Neuratron is known for their Photoscore software that many people use to scan music and convert it into a music file that can be read by Sibelius, Finale, and other music notation programs. Now they have come out with an incredibly useful and handy app that does much the same thing on the iPad, iPhone, and Android devices. NotateMe takes hand written music, made with your finger or a stylus on your device's screen, and instantly changes it into a form than can be printed, edited, or exported to a music notation program. While this is pretty cool by itself the features they have planned down the road blow make it almost indispensable.
NotateMe for Android and iOS Makes Tablet Music Notation Easy
When you launch Neuratron's NotateMe you can enter notes on a staff using a finger or a stylus. The screen is split with your markings on the bottom and the transcribed notation appearing on the top. From the demos shown it appears to do a really good job of recognizing even some of the more difficult scribbles. You can quickly make changes to key signatures, time signatures, bar lines, and other items simply by dragging up and down to select the desired value. Other attempts at music notation handwriting recognition have been made by other companies at making this kind of technology work but until now none have been successful.
Audio and Photo Based Transcription Planned For The Future
The video provided by Neuratron says that future releases of the app promise to have expansion packs available that will enable many of the functions found in Neuratron's AudioScore and PhotoScore technologies. In other words, one day soon you will be able to sing your parts into your score or even take a photo of the printed music and have it converted into music notation on the screen automatically. Brilliant!
I can see a lot of potential for NotateMe both for professionals and also for music educators. Many educators, myself included, feel it is better for students to start writing music by hand rather than jumping straight to the computer, so this app provides the best of both worlds. If a student is not being attentive and writing clearly the app probably won't transcribe it correctly and a teachable moment ensues.

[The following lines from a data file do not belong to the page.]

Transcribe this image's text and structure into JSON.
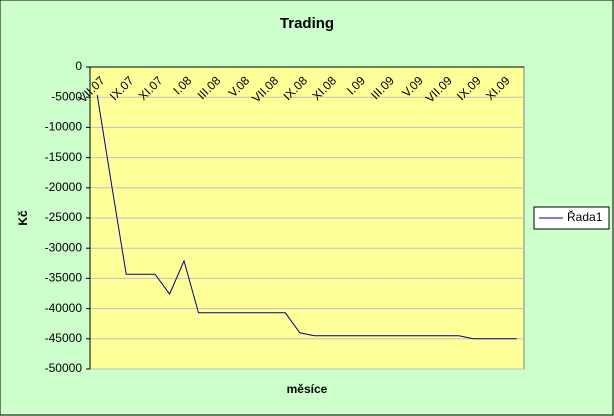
{
  "chart_data": {
    "type": "line",
    "title": "Trading",
    "x_label": "měsíce",
    "y_label": "Kč",
    "categories": [
      "VII.07",
      null,
      "IX.07",
      null,
      "XI.07",
      null,
      "I.08",
      null,
      "III.08",
      null,
      "V.08",
      null,
      "VII.08",
      null,
      "IX.08",
      null,
      "XI.08",
      null,
      "I.09",
      null,
      "III.09",
      null,
      "V.09",
      null,
      "VII.09",
      null,
      "IX.09",
      null,
      "XI.09",
      null
    ],
    "series": [
      {
        "name": "Řada1",
        "color": "#000080",
        "values": [
          -4600,
          -19600,
          -34300,
          -34300,
          -34300,
          -37600,
          -32100,
          -40700,
          -40700,
          -40700,
          -40700,
          -40700,
          -40700,
          -40700,
          -44000,
          -44500,
          -44500,
          -44500,
          -44500,
          -44500,
          -44500,
          -44500,
          -44500,
          -44500,
          -44500,
          -44500,
          -45000,
          -45000,
          -45000,
          -45000
        ]
      }
    ],
    "ylim": [
      -50000,
      0
    ],
    "yticks": [
      0,
      -5000,
      -10000,
      -15000,
      -20000,
      -25000,
      -30000,
      -35000,
      -40000,
      -45000,
      -50000
    ],
    "grid": true,
    "legend": "right"
  }
}
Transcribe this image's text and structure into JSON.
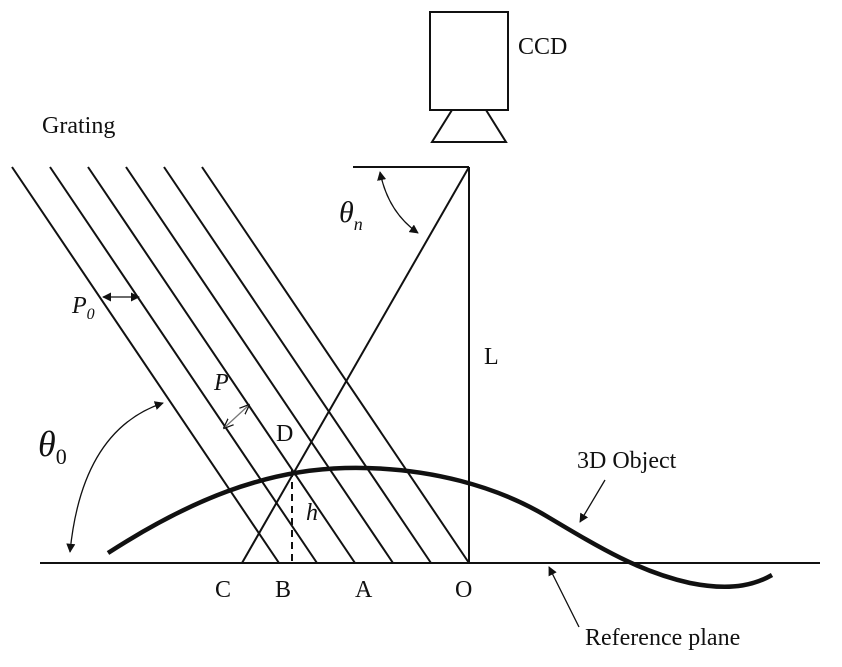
{
  "labels": {
    "ccd": "CCD",
    "grating": "Grating",
    "theta_n": "θ",
    "theta_n_sub": "n",
    "p0": "P",
    "p0_sub": "0",
    "p": "P",
    "d": "D",
    "l": "L",
    "h": "h",
    "theta_0": "θ",
    "theta_0_sub": "0",
    "object": "3D Object",
    "reference_plane": "Reference plane",
    "point_c": "C",
    "point_b": "B",
    "point_a": "A",
    "point_o": "O"
  }
}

Neuratron's NotateMe Is Expensive (But Worth It)
For a limited time Neuratron is offering the app at half price. If you are interested in it then grab it now because half price happens to be $13.99 in the iTunes Store and on Google Play. At this time it is considered an open beta, but those that buy the app now will receive a free upgrade to version 1 of the app when it is released. When it goes back to full price I could see this pricing it out of range for those that would use it in a one to one classroom setting. Still, it is a huge step forward in tablet based music notation and if successful will definitely wind up giving Notion, Noteflight, and others a run for their money.